03-05-2011: Viervlek
Tijdens een meivakantiewandeling ergens in Drenthe kijk ik vanaf de wal naar het wateroppervlak van het slootje een kleine meter onder me. Het water is glashelder. Er gaat een mooie glanzend bruingoene libelle zitten op de oevervegetatie; Viervlek.
03-05-2011: Poelslak, bootsmannetjes en kikkervissen.
Op het wateroppervlak doet een grote Poelslak zich te goed aan een uitgebloeide Dotterbloem. Een parend paartje Bootsmannetjes schuift aan. Kleine trage zwarte en wat grotere en snelle bruingrijze kikkervissen zwemmen rond. Ik pak m’n kijker en daal verder af naar de visjes die daar beneden zwemmen. “Als je met een verrekijker naar de vissen kijkt is het net of je in hun wereld bent” vindt Lieke als ze de kijker aangereikt heeft gekregen. Het reflecterende rode streepje lijkt in de flank van de visjes te zitten. Donkere visjes hebben de vorm van drie-doornige stekelbaarsjes. Het kleintje met dwarsstrepen moet een jong Baarsje zijn. Een Geelgerande watertor, wát een bakbeest, schiet voorbij.
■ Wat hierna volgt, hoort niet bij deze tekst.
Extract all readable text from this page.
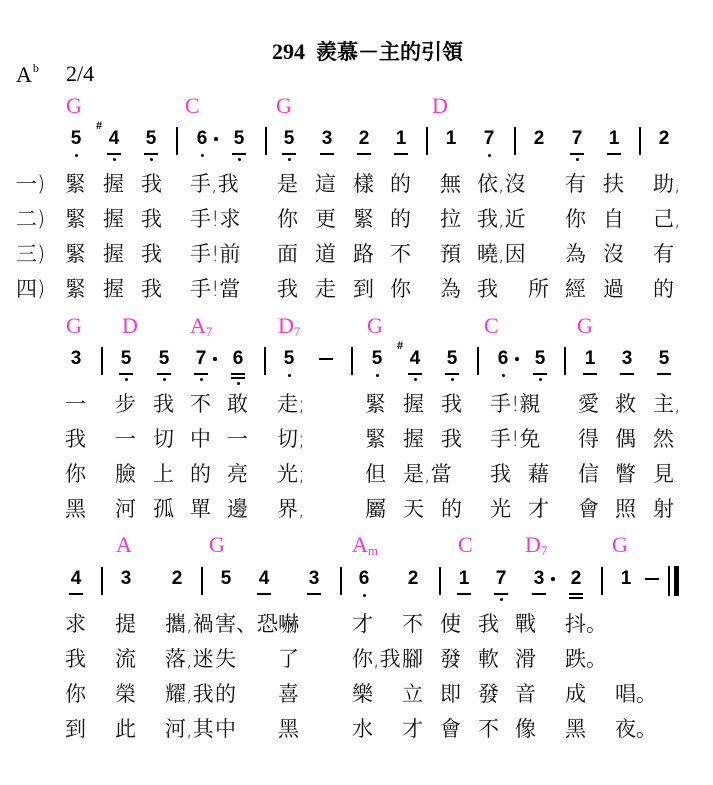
294 羨慕－主的引領
$A^b$ 2/4
G	C	G	D
5 4
#
5 6 5 5 3 2 1 1 7 2 7 1 2
一) 緊 握 我 手,我 是 這 樣 的 無 依,沒 有 扶 助,
二) 緊 握 我 手!求 你 更 緊 的 拉 我,近 你 自 己,
三) 緊 握 我 手!前 面 道 路 不 預 曉,因 為 沒 有
四) 緊 握 我 手!當 我 走 到 你 為 我 所 經 過 的
G D $A_7$	$D_7$	G	C	G
3 5 5 7 6 5	5 4
#
5 6 5 1 3 5
一 步 我 不 敢 走;	緊 握 我 手!親 愛 救 主,
我 一 切 中 一 切;	緊 握 我 手!免 得 偶 然
你 臉 上 的 亮 光;	但 是,當 我 藉 信 瞥 見
黑 河 孤 單 邊 界,	屬 天 的 光 才 會 照 射
A	G	$A_m$	C $D_7$	G
4 3 2 5 4 3 6 2 1 7 3 2 1
求 提 攜,禍 害、恐 嚇	才 不 使 我 戰 抖。
我 流 落,迷 失 了	你,我 腳 發 軟 滑 跌。
你 榮 耀,我 的 喜	樂 立 即 發 音 成 唱。
到 此 河,其 中 黑	水 才 會 不 像 黑 夜。
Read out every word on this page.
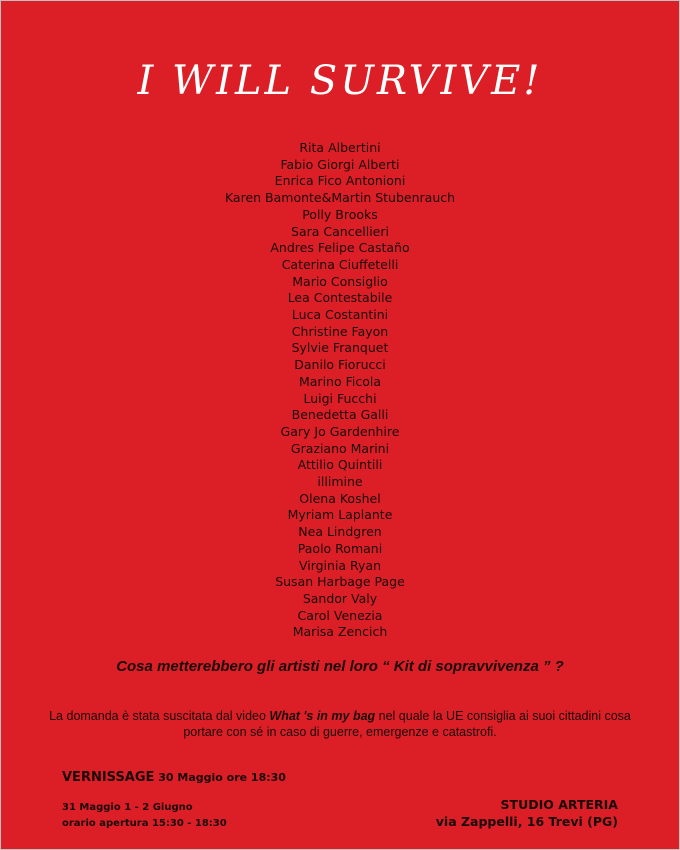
I WILL SURVIVE!
Rita Albertini
Fabio Giorgi Alberti
Enrica Fico Antonioni
Karen Bamonte&Martin Stubenrauch
Polly Brooks
Sara Cancellieri
Andres Felipe Castaño
Caterina Ciuffetelli
Mario Consiglio
Lea Contestabile
Luca Costantini
Christine Fayon
Sylvie Franquet
Danilo Fiorucci
Marino Ficola
Luigi Fucchi
Benedetta Galli
Gary Jo Gardenhire
Graziano Marini
Attilio Quintili
illimine
Olena Koshel
Myriam Laplante
Nea Lindgren
Paolo Romani
Virginia Ryan
Susan Harbage Page
Sandor Valy
Carol Venezia
Marisa Zencich
Cosa metterebbero gli artisti nel loro “ Kit di sopravvivenza ” ?
La domanda è stata suscitata dal video What 's in my bag nel quale la UE consiglia ai suoi cittadini cosa portare con sé in caso di guerre, emergenze e catastrofi.
VERNISSAGE 30 Maggio ore 18:30
31 Maggio 1 - 2 Giugno
orario apertura 15:30 - 18:30
STUDIO ARTERIA
via Zappelli, 16 Trevi (PG)
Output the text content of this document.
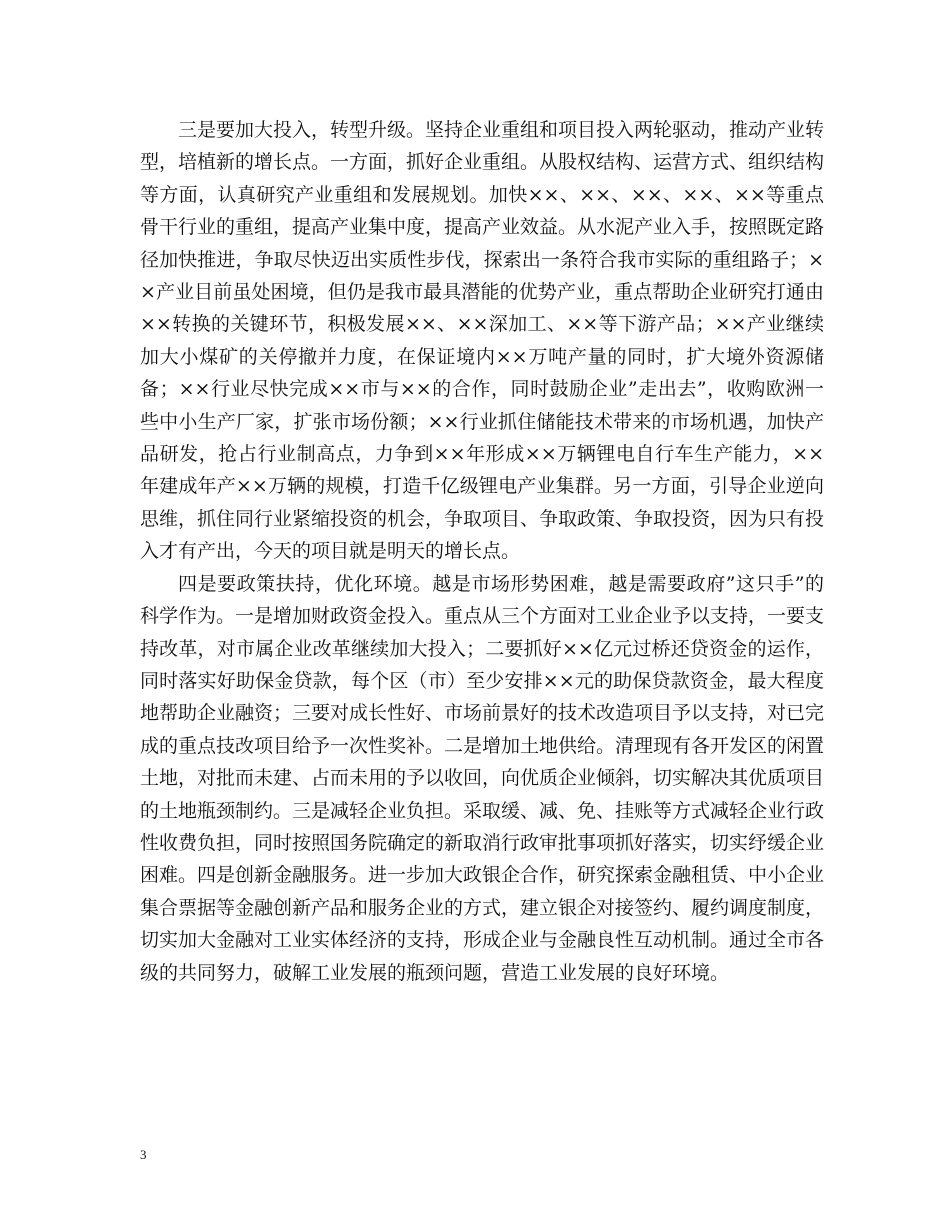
三是要加大投入，转型升级。坚持企业重组和项目投入两轮驱动，推动产业转型，培植新的增长点。一方面，抓好企业重组。从股权结构、运营方式、组织结构等方面，认真研究产业重组和发展规划。加快××、××、××、××、××等重点骨干行业的重组，提高产业集中度，提高产业效益。从水泥产业入手，按照既定路径加快推进，争取尽快迈出实质性步伐，探索出一条符合我市实际的重组路子；××产业目前虽处困境，但仍是我市最具潜能的优势产业，重点帮助企业研究打通由××转换的关键环节，积极发展××、××深加工、××等下游产品；××产业继续加大小煤矿的关停撤并力度，在保证境内××万吨产量的同时，扩大境外资源储备；××行业尽快完成××市与××的合作，同时鼓励企业”走出去”，收购欧洲一些中小生产厂家，扩张市场份额；××行业抓住储能技术带来的市场机遇，加快产品研发，抢占行业制高点，力争到××年形成××万辆锂电自行车生产能力，××年建成年产××万辆的规模，打造千亿级锂电产业集群。另一方面，引导企业逆向思维，抓住同行业紧缩投资的机会，争取项目、争取政策、争取投资，因为只有投入才有产出，今天的项目就是明天的增长点。

四是要政策扶持，优化环境。越是市场形势困难，越是需要政府”这只手”的科学作为。一是增加财政资金投入。重点从三个方面对工业企业予以支持，一要支持改革，对市属企业改革继续加大投入；二要抓好××亿元过桥还贷资金的运作，同时落实好助保金贷款，每个区（市）至少安排××元的助保贷款资金，最大程度地帮助企业融资；三要对成长性好、市场前景好的技术改造项目予以支持，对已完成的重点技改项目给予一次性奖补。二是增加土地供给。清理现有各开发区的闲置土地，对批而未建、占而未用的予以收回，向优质企业倾斜，切实解决其优质项目的土地瓶颈制约。三是减轻企业负担。采取缓、减、免、挂账等方式减轻企业行政性收费负担，同时按照国务院确定的新取消行政审批事项抓好落实，切实纾缓企业困难。四是创新金融服务。进一步加大政银企合作，研究探索金融租赁、中小企业集合票据等金融创新产品和服务企业的方式，建立银企对接签约、履约调度制度，切实加大金融对工业实体经济的支持，形成企业与金融良性互动机制。通过全市各级的共同努力，破解工业发展的瓶颈问题，营造工业发展的良好环境。

3
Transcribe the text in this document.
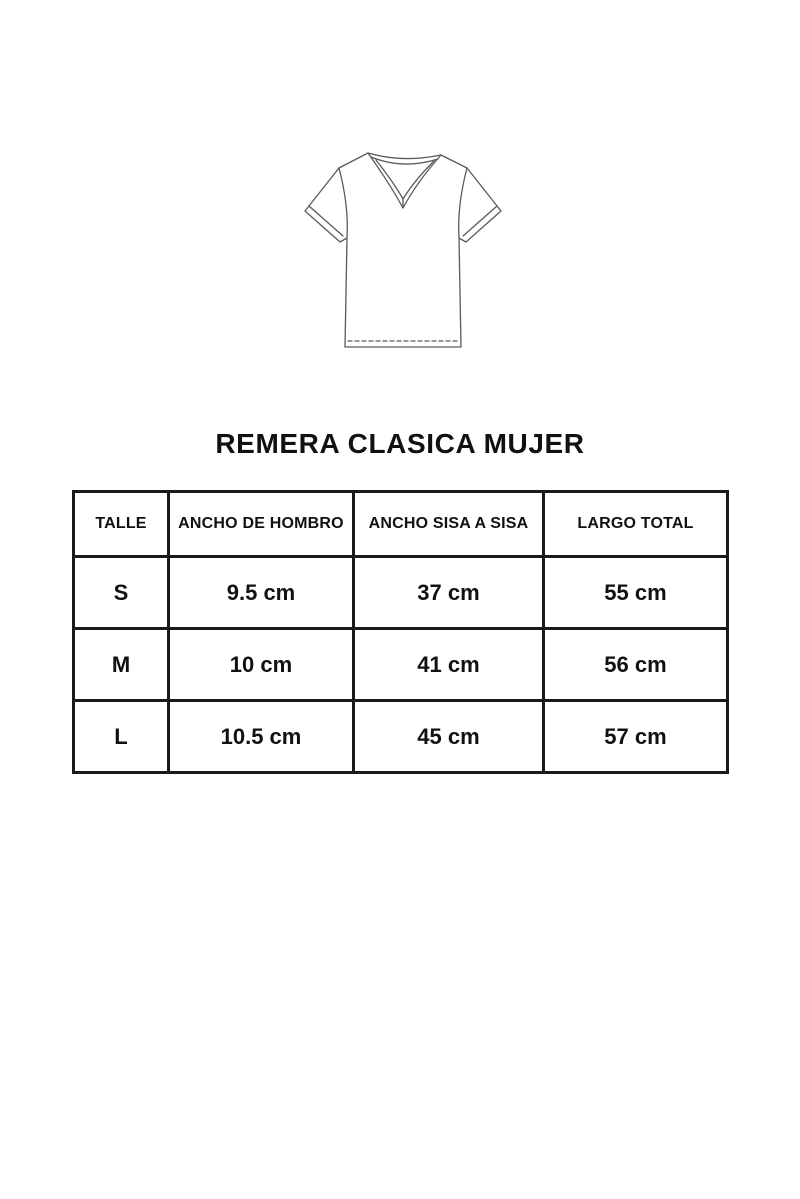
REMERA CLASICA MUJER
TALLE	ANCHO DE HOMBRO	ANCHO SISA A SISA	LARGO TOTAL
S	9.5 cm	37 cm	55 cm
M	10 cm	41 cm	56 cm
L	10.5 cm	45 cm	57 cm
03-05-2011: (Alpen ?) Salamander.
 
Lieke ontdekt een Salamander die als een krokodilletje over de bodem en het slootvuil schuifelt. Je ziet niet wat, maar hij eet wel. Heel sierlijk zwemt hij even naar het oppervlak om lucht te happen, al beweegt hij zich daar beneden alsof hij er eeuwig kan blijven.
Het is toch best een prettige ervaring, een tijdje met je hoofd onder het maaiveld verdwijnen.